With the data in hand, this script sets up a $meta variable as well, with the additional fields to store (in this case, just a status and the user agent. The database itself will give our record a unique identifier. Finally the POST request that is set up on line 18 will be how we insert the data to our database.

It isn't called out explicitly here but when a PHP script completes successfully, it will return a 200 OK response. Note that there's no additional steps here, no validation or checking of fields, or fetching of extra data. Just accept, and once it's successfully stored, return a "Thanks!" (or rather, a 200 OK status).

Planning for Processing

With this data in place, then you can process the webhooks asynchronously. If you used a queue rather than the database, then you'll set up a few workers to process the incoming data. With a solution like the one above, I'd recommend a cron job to pick up unprocessed jobs and actually process the data.
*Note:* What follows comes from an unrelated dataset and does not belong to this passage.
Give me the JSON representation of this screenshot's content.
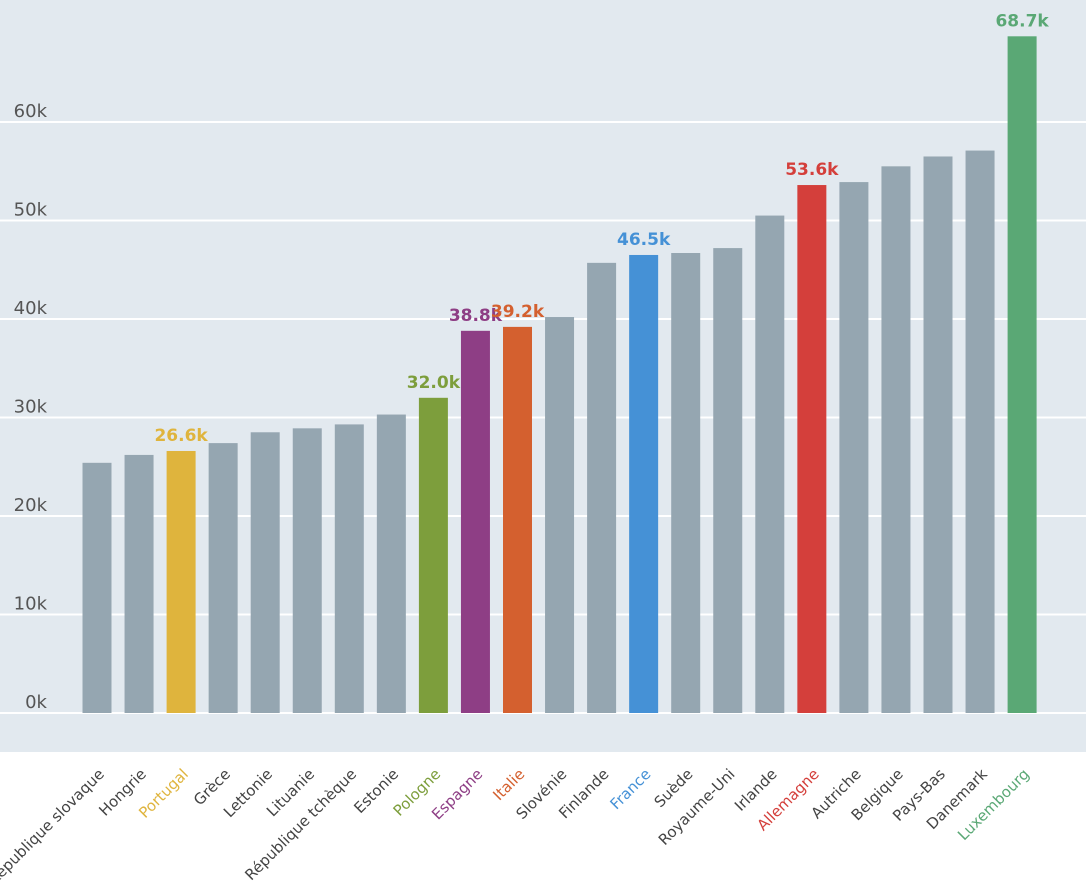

You can always webhook back when they are finished if you need to offer notifications of whether the data was successfully received and processed. One more word of advice here: put a limit on how many unprocessed jobs are picked up, and mark them as "being processed". If the system is under a lot of load then more than one of these processes will be useful so being able to pick up a few waiting jobs each will be useful!

Hopefully the example here helps to illustrate the point I tried to make about the incoming webhooks. For a scalable system, each part of a system wants to be as independent as possible and the tactics outlined here have worked well for me in the past - hopefully they're useful to you too.